People worried about stolen social security numbers and other financial information can sign up for a credit-monitoring agency, but patients have little recourse if their personal health information is stolen.
Hospital networks and other health care groups have also been quick to pay ransoms to try to limit exposure for patients, a decision that only rewards and encourages hackers. The F.B.I. advises targets of ransomware attacks not to pay, but most hospitals do because the stakes are so high. In the case of Change Healthcare, the company is said to have paid a $22 million ransom, according to reporting by Wired.
Why aren’t hospitals and doctors doing more?
Despite the risk, smaller hospitals and doctors’ practices often don’t have the money to pay for enhanced security measures or the expertise to examine serious threats.
And older technology is rarely compatible with the latest cybersecurity standards; a hodgepodge of connected products and vendors leaves digital side doors open, luring hackers. Because hacks had largely been aimed at individual hospital systems before Change was hobbled, groups underestimated their risk.
Jacki Monson, a senior vice president of Sutter Health and the chair of the National Committee on Vital and Health Statistics, said, “People have to decide what they’re going to invest in, and cybersecurity is not usually the top of the list.”
What is the government’s response?
The regulatory framework is also old and fragmented. Hospitals are allowed to select among a range of security standards, and there is no advance auditing of compliance.
Digital security is divided among different offices within H.H.S., and much of the agency’s regulatory power still relies on a 1996 law, written before the development of modern digital health systems or the rise of ransomware hacking. The government’s regulatory focus has been on privacy and compliance rather than fortifying against attacks.
The regulation of insurer data security is even more spotty, since health insurers are largely regulated at the state level. Many vendors like Change, which provide digital services to hospitals but are not health care providers themselves, can also slip through regulatory cracks, Ms. Monson said.
That may change. The Biden administration is calling for H.H.S. to ensure that hospitals have adequate protections. The administration is also considering revisions to the regulations about how health data is shared, and may impose clearer rules for digital security measures for hospitals.
Senator Ron Wyden of Oregon, the Democratic chairman of the Senate Finance Committee, has signaled an interest in establishing tougher new rules.
“Today, there are no federal mandatory technical cybersecurity standards for the health care industry, even though people have been talking about it for ages, something like decades,” he said during a recent hearing on the president’s budget. “I want to be clear: That needs to change now.”

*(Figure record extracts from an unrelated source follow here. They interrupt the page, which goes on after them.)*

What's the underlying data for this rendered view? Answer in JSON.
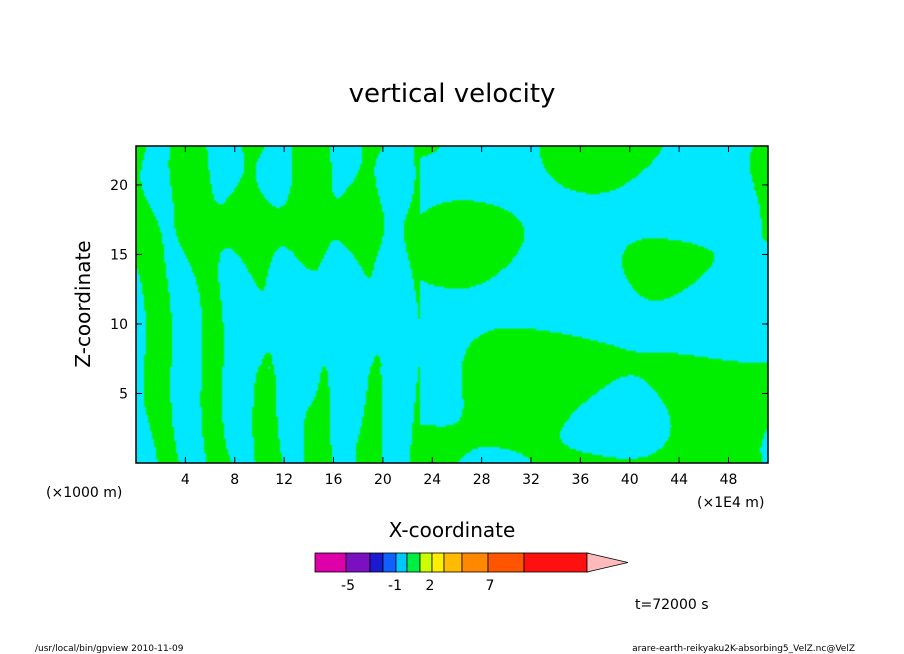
{
  "chart_data": {
    "type": "heatmap",
    "title": "vertical velocity",
    "xlabel": "X-coordinate",
    "ylabel": "Z-coordinate",
    "x_unit_left": "(×1000 m)",
    "x_unit_right": "(×1E4 m)",
    "xlim": [
      0,
      51.2
    ],
    "ylim": [
      0,
      22.8
    ],
    "x_ticks": [
      4,
      8,
      12,
      16,
      20,
      24,
      28,
      32,
      36,
      40,
      44,
      48
    ],
    "y_ticks": [
      5,
      10,
      15,
      20
    ],
    "colorbar": {
      "colors": [
        "#dd00aa",
        "#7a10c0",
        "#1a1ad0",
        "#1060ff",
        "#00c8ff",
        "#00ee44",
        "#ccff00",
        "#ffee00",
        "#ffbb00",
        "#ff8800",
        "#ff5500",
        "#ff1010",
        "#ff7777"
      ],
      "tick_labels": [
        "-5",
        "-1",
        "2",
        "7"
      ],
      "tick_values": [
        -5,
        -1,
        2,
        7
      ],
      "extend": "max",
      "arrow_color": "#ffbbbb"
    },
    "field_colors": {
      "negative": "#00e8ff",
      "positive": "#00ee00"
    },
    "time_label": "t=72000 s"
  },
  "footer": {
    "left": "/usr/local/bin/gpview  2010-11-09",
    "right": "arare-earth-reikyaku2K-absorbing5_VelZ.nc@VelZ"
  }
}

Updating systems across the board may be expensive, particularly for smaller organizations operating on tight budgets. When the government required hospitals to meet cybersecurity standards to set up electronic health records 20 years ago, it paired strict rules with major financial incentives.
The Biden administration has asked for an initial $800 million to help improve hospital systems as part of its recent budget proposal. But it is not clear whether Congress will be able or willing to provide funding for modernization today.

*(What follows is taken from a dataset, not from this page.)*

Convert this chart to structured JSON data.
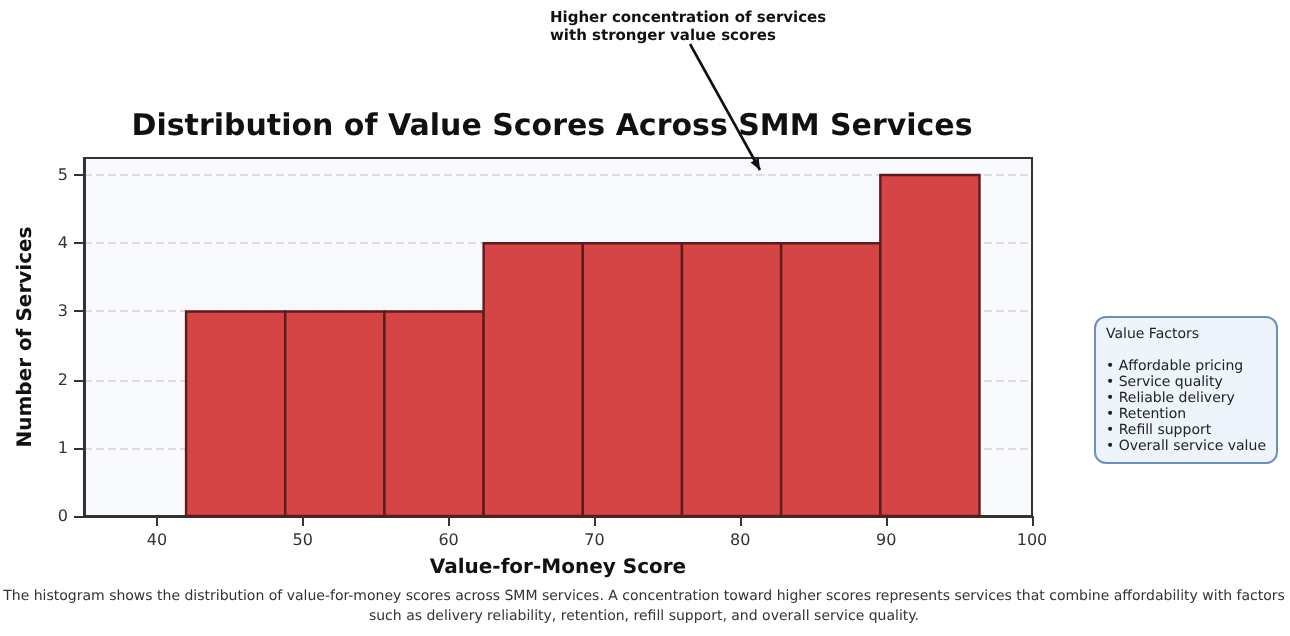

And some hospitals will continue to spend money on the latest M.R.I. technology or more nurses over stringent digital protections.
“Without additional resources to raise the bar, those health care providers and those health care payers are going to continue to make choices to pay for treatment or for cybersecurity,” said Iliana Peters, a former federal health official specializing in data security who is now a lawyer at Polsinelli, a law firm in Washington, D.C.